Il dato principale è il **requisito finanziario: circa 500.000 THB** (all'incirca 16.000 USD) in fondi disponibili. Questo è il punto su cui molti inciampano — le ambasciate vogliono vedere che il denaro sia **presente nel conto da almeno tre mesi**, non depositato la settimana prima della domanda, quindi un estratto conto da tre a sei mesi è la norma. Oltre a ciò, dovrai presentare una **prova dell'attività**: un contratto di lavoro, accordi con clienti, un portfolio freelance o la prenotazione di un corso, a seconda del percorso scelto. La quota del visto è comunemente di **10.000 THB**.

La domanda si presenta **dall'estero della Thailandia**, tramite il portale ufficiale Thai e-Visa o un'ambasciata o consolato reale thailandese — quasi tutto è online ormai. In genere non è possibile fare domanda dall'interno del paese o convertire un visto turistico in DTV, quindi pianifica di trovarti altrove quando la presenti. Sii onesto con te stesso riguardo a una particolarità: gli standard di approvazione variano notevolmente tra i consolati, e le aspettative sui documenti differiscono. Ciò che passa senza problemi in un paese viene messo in discussione in un altro.

## Come si confronta — e le avvertenze oneste

Rispetto al vecchio ritmo, il contrasto è netto. Un visto turistico standard significa soggiorni brevi e la familiare fatica delle [corse al confine](/blog/visa-runs-chiang-mai); il visto ED (educazione) richiede uno studio genuino e frequentato; e l'LTR si rivolge a chi ha redditi più alti e ai pensionati. Il DTV si colloca comodamente nel mezzo per i nomadi lavoratori — lungo, flessibile, e molto meno costoso da mantenere rispetto a una vita di ripetuti viaggi al confine.

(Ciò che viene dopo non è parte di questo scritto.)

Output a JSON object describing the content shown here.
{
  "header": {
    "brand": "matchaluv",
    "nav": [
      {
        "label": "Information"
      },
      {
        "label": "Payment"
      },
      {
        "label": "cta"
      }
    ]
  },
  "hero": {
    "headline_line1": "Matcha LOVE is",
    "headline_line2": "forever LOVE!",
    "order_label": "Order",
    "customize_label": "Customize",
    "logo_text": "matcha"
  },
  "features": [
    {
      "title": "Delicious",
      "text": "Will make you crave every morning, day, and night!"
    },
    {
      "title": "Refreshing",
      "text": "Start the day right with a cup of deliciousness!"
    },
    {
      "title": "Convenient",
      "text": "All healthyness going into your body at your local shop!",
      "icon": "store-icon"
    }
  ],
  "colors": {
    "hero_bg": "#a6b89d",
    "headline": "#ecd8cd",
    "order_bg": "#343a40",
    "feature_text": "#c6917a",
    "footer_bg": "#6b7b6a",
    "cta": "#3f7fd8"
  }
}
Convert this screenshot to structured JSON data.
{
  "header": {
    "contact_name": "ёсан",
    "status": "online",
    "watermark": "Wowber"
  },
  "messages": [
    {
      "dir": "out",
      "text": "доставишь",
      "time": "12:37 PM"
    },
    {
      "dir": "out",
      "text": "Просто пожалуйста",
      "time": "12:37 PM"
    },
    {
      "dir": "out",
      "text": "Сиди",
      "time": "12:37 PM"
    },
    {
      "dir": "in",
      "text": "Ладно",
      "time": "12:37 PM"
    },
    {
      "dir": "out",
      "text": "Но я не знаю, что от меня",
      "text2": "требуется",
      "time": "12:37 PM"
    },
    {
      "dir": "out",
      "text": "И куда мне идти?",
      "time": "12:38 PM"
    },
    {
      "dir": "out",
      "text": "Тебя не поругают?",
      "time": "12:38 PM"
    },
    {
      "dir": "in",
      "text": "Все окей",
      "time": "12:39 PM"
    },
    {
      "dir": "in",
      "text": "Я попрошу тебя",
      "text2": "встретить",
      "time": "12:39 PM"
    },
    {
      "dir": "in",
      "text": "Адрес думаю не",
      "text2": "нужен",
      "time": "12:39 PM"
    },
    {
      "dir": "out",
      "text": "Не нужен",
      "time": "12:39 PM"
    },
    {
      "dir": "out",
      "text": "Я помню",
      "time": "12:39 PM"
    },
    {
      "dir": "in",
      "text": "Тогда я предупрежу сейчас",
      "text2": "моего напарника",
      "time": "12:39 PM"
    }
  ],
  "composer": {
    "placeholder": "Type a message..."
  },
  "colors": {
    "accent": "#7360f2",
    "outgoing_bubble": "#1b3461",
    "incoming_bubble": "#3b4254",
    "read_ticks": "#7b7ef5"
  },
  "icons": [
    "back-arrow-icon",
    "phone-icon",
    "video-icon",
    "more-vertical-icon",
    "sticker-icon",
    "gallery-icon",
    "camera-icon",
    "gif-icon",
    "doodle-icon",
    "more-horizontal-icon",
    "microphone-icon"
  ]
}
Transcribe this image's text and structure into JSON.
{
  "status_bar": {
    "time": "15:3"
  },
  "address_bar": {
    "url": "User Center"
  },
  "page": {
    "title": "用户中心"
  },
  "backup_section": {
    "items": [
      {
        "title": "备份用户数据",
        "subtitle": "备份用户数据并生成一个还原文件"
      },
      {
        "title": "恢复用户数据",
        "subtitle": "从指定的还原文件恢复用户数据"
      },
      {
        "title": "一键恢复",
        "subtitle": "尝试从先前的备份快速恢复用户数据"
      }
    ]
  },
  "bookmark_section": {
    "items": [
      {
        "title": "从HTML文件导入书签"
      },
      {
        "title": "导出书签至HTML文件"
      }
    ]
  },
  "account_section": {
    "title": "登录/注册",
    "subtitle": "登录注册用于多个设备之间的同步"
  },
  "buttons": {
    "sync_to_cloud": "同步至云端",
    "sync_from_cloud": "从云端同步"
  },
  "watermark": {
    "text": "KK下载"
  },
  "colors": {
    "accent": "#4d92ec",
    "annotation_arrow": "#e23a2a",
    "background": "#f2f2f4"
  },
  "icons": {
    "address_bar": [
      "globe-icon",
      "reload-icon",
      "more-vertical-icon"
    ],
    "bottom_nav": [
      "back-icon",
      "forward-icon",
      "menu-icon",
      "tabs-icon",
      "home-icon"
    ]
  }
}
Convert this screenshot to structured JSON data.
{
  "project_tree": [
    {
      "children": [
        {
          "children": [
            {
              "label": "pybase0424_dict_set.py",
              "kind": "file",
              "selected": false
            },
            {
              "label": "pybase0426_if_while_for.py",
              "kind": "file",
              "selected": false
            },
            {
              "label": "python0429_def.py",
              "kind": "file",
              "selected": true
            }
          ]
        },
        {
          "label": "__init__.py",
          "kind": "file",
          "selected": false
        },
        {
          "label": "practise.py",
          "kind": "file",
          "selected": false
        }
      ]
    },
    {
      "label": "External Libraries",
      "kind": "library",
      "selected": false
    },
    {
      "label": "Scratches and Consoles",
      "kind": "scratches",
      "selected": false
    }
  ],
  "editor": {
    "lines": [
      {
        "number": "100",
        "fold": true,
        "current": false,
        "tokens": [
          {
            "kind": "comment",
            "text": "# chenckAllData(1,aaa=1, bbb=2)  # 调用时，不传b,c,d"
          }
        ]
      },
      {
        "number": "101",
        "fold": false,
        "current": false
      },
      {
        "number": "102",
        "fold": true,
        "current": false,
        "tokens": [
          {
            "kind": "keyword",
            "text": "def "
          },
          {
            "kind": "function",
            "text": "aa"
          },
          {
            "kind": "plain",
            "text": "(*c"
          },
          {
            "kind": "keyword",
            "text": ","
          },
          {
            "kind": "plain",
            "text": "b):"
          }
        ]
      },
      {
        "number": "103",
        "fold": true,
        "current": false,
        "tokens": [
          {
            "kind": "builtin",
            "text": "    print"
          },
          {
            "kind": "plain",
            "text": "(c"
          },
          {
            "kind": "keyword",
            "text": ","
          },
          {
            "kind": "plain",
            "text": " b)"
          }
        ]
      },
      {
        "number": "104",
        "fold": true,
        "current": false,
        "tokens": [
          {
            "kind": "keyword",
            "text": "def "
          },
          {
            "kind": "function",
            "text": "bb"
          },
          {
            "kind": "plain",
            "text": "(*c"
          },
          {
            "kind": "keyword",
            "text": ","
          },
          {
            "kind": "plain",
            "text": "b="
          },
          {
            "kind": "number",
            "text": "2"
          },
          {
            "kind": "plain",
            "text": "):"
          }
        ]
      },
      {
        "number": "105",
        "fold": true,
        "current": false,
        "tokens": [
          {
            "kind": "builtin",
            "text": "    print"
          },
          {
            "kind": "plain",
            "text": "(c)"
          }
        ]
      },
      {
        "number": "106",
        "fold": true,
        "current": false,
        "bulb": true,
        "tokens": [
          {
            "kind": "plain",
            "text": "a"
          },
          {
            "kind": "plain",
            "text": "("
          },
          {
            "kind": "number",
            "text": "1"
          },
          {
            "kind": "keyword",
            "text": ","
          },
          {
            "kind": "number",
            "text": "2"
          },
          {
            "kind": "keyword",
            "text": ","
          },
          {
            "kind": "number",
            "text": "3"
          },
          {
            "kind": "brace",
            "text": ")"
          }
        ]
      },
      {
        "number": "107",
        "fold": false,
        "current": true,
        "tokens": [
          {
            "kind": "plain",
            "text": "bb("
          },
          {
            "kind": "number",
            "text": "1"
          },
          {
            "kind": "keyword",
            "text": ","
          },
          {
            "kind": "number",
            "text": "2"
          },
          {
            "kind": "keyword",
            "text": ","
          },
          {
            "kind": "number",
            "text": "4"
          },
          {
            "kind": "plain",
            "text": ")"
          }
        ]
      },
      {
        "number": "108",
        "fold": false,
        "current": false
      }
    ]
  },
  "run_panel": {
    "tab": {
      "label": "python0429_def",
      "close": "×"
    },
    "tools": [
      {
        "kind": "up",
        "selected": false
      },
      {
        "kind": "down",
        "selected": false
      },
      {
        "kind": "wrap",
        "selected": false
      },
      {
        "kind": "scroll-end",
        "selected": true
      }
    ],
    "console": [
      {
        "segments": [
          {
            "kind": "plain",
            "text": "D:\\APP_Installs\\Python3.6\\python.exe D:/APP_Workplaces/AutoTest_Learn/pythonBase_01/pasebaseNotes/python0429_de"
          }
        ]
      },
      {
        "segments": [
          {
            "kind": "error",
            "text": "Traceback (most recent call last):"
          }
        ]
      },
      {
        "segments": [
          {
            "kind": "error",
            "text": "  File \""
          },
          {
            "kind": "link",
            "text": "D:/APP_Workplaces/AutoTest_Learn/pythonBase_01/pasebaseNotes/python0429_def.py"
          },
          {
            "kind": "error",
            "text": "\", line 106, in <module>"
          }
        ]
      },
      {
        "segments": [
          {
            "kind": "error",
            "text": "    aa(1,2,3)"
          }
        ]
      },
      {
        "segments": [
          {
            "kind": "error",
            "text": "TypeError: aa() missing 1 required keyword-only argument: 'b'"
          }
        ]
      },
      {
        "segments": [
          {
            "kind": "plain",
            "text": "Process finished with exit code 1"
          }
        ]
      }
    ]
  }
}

Detto questo, questo visto è **nuovo e ancora in evoluzione**. Le regole si sono già inasprite dal lancio, la prassi dei consolati è inconsistente, e la questione fiscale per i lungosoggiornanti merita una conversazione a parte con un professionista. Considera ogni cifra qui riportata come un punto di partenza ben consolidato, non come un vangelo, e **verifica sempre i requisiti attuali sul portale ufficiale Thai e-Visa o presso la tua ambasciata più vicina prima di impegnarti con soldi o voli**. È anche saggio sistemare la tua [assicurazione di viaggio](/blog/travel-insurance-chiang-mai) per tempo, poiché alcune domande richiedono una copertura.

Un piccolo obbligo accompagna questi lunghi soggiorni: se ti fermi oltre i 90 giorni dovrai presentare la consueta [notifica dei 90 giorni (TM47)](/blog/ninety-day-report-chiang-mai), una rapida formalità più che il fastidio che il nome lascia immaginare. Fallo nel modo giusto, e la ricompensa è reale: mesi interi per trovare il tuo [spazio di co-working](/blog/coworking-spaces-chiang-mai) preferito, imparare i vicoli nascosti e smettere di fare il conto alla rovescia fino alla prossima corsa al confine. È il tipo di soggiorno che Chiang Mai sa premiare. Vieni a sistemarti per bene — noi terremo il caffè caldo.